It is all too easy to bash the so-called “global elite” and mock their gatherings. Those seeking to do good at Davos are at least trying; if there are real villains, then they’re to be found among those who never engage in such things as they feel no wider responsibility to their fellow man.
But, whether Davosians or not, the hegemony of the global elite is slipping. Technology is enabling greater decentralisation, and facilitating social conversations that are lateral rather than top down – and this will only grow as time passes. Want proof of this trend? If it had been up to the “elite”, we’d have voted to stay in the European Union; Donald Trump wouldn’t be heading for the White House. In the past, without disseminatory routes like the internet helping an anti-elite person to find like minds, those disagreeing with what they were told would have found it far harder to cooperate and collaborate. We are more likely to say “no” when we think that we are not alone.
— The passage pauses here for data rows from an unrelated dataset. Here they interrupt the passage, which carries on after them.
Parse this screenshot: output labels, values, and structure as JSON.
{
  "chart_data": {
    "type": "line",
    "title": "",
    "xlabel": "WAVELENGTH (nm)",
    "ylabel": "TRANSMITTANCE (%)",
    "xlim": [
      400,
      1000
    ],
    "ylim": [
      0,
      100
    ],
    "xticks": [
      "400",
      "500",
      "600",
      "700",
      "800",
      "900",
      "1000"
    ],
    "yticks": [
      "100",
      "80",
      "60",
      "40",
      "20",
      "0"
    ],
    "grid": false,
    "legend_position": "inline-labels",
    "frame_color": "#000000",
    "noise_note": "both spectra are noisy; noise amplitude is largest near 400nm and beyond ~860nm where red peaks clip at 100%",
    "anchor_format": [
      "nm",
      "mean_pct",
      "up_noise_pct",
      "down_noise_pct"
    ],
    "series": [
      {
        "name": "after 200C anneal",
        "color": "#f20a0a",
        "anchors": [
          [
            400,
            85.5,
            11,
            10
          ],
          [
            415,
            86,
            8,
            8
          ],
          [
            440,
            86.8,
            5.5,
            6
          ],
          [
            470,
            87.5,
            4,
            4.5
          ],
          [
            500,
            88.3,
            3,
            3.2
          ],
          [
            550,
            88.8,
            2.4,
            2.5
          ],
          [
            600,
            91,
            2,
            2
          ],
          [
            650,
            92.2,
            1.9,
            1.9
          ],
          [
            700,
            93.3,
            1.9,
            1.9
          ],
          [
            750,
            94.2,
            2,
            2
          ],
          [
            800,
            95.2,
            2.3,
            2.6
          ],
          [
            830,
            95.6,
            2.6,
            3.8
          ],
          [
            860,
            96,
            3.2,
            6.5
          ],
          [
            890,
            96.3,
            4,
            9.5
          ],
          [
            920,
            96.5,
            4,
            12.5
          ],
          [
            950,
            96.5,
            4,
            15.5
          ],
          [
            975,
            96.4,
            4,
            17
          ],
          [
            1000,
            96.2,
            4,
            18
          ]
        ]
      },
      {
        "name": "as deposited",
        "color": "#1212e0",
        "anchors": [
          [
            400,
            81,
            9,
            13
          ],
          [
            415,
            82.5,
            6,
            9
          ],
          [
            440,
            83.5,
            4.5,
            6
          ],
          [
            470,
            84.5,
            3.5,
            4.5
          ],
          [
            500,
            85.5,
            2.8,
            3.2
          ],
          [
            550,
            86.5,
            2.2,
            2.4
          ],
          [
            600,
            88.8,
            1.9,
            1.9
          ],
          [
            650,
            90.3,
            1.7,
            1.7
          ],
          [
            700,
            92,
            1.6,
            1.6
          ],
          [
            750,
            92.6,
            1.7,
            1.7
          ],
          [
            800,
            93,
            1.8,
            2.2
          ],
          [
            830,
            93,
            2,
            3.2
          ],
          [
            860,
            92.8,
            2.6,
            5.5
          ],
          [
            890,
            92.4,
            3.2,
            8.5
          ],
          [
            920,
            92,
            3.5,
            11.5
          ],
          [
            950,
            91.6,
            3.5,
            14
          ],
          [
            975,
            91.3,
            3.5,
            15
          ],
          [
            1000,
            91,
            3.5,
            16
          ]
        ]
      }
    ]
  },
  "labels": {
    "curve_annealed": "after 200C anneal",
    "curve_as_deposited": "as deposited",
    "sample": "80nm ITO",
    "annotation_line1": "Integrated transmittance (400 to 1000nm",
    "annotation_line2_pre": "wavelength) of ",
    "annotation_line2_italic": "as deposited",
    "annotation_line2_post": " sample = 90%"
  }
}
This is a dawn of a new type of global elite. Social networks and enterprise technology companies now have a place at the table alongside policymakers and central bankers. The question is, what does this addition to the elite mean for the world? For starters, it’s an indicator that technology is now not just a “sector”. Rather, it is beginning to become a facet of life which underpins everything humans now do, in the same way money or law does. Given that the leading minds and thinkers featured are largely in some way tied to commercial entities, it will be interesting to see how they apply this position of influence.
In addition, people like this tend to be innately wedded to the idea of speeding up the pace of change in a way that the traditional global elite might not have. Mark Zuckerberg is a good example of the tech elite transcending perceived roles to shape everything from politics to quality of life. How this agenda shapes the pace of the world and the impact it has on society, will be fascinating to watch.